Dowiedziałam się z książki wiele o rozmaitych zwierzętach i roślinach z obu biegunów, poznałam wyspy i regiony graniczące z biegunami, dowiedziałam się czym one się różnią i co tam jest, tak jakbyśmy tam byli. Autor poznał te regiony i pisał o tym, co dobrze poznał. Ważne i wyjątkowe w tej książce jest to, w jaki sposób autor widzi świat i jak go opisuje. Widać, że napisał to znający swoją dziedzinę biolog pasjonat i polarnik. Zwróciłam uwagę na to, czytając o morsach, pingwinach, niedźwiedziach polarnych, lampartach morskich, antarktycznych słoniach itd. Zwierzęta w tej książce nie są jakąś tam grupą na tle lodowca. To stworzenia, które mają swój styl życia, określone zwyczaje, a nawet wartości rodzinne i grupowe. Stworzenia te odczuwają ból i często są bardzo przywiązane do swoich młodych. A przy tym, tworzą delikatną sieć współzależności. Gdy człowiek wytrzebił jeden gatunek, to automatycznie naruszył życie innych gatunków w danym regionie. Najbardziej koronnym przykładem jest wieloryb, który wprowadza azot do oceanu.

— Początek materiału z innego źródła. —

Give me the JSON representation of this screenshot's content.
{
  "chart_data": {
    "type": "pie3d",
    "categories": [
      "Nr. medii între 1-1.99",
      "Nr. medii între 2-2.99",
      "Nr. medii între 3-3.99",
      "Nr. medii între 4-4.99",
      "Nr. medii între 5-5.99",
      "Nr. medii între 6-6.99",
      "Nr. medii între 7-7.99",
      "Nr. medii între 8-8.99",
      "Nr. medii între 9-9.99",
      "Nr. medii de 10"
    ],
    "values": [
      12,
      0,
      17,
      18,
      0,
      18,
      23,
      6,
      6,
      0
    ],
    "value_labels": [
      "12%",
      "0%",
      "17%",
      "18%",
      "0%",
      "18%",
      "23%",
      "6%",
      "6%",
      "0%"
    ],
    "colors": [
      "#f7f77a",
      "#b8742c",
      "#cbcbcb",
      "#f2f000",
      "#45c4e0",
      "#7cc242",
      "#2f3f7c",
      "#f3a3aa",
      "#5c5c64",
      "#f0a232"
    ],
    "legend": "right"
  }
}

Wyrzynanie ich tysiącami zmieniło świat oceaniczny.
Wielkim plusem książki są zdjęcia, w większości autorstwa autora.
Trzeba koniecznie przeczytać tę książkę, bo jest ona inna niż inne książki polarne, większa zasięgiem, szersza o wiedzę biologiczną.
Jest to wynik współczesnej techniki. Dzięki nowoczesnym lodołamaczom, technologii i turystyce antarktycznej, jeden człowiek jest w stanie zobaczyć tyle, czyli o wiele więcej niż pionierzy antarktyczni. Mają oni możliwość fotografowania, co zresztą opisuje autor, mówiąc o zmianie w technologii, jaka zaszła odkąd zaczął on przygodę z biegunami.

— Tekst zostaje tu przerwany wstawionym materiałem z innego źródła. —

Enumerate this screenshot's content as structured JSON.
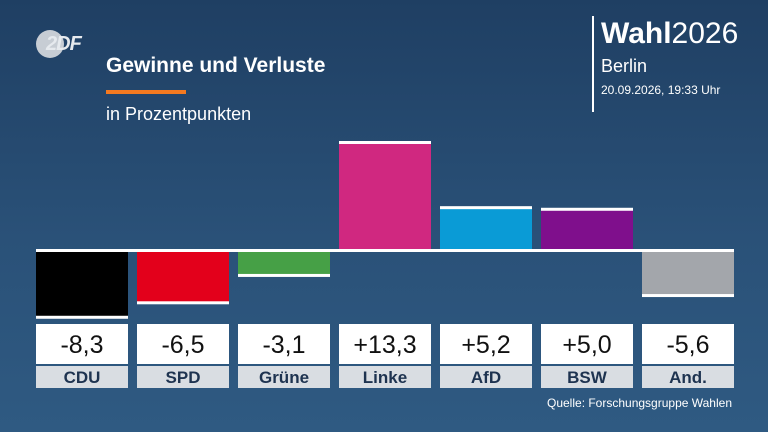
{
  "logo": {
    "text": "2DF"
  },
  "header": {
    "title": "Gewinne und Verluste",
    "subtitle": "in Prozentpunkten",
    "wahl_bold": "Wahl",
    "wahl_year": "2026",
    "city": "Berlin",
    "timestamp": "20.09.2026, 19:33 Uhr"
  },
  "source": "Quelle: Forschungsgruppe Wahlen",
  "colors": {
    "CDU": "#000000",
    "SPD": "#e3001b",
    "Grüne": "#46a046",
    "Linke": "#d02880",
    "AfD": "#0a9bd6",
    "BSW": "#7f0f8c",
    "And.": "#a3a6ab"
  },
  "chart_data": {
    "type": "bar",
    "title": "Gewinne und Verluste",
    "subtitle": "in Prozentpunkten",
    "categories": [
      "CDU",
      "SPD",
      "Grüne",
      "Linke",
      "AfD",
      "BSW",
      "And."
    ],
    "values": [
      -8.3,
      -6.5,
      -3.1,
      13.3,
      5.2,
      5.0,
      -5.6
    ],
    "value_labels": [
      "-8,3",
      "-6,5",
      "-3,1",
      "+13,3",
      "+5,2",
      "+5,0",
      "-5,6"
    ],
    "xlabel": "",
    "ylabel": "",
    "grid": false,
    "legend": "none"
  }
}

Przez to wszystko przebija się autor, który z niezłomną pasją przemierza ten świat. Książka jest w stanie zarazić czytelników bakcylem włóczykijstwa, ale nawet jeśli ktoś, tak jak ja, nie może jeździć, to na pewno dzięki tej książce przypomni sobie, że to w czym żyjemy, to coś więcej niż mali ludzie, niż pyszni zmieniacze świata, ale to na przykład stada pingwinów, które sobie żyją gdzieś hen daleko i porzucający ciepłe regiony całe ekipy, które tam żyją na statkach, w stacjach badawczych i czy na krańcach świata.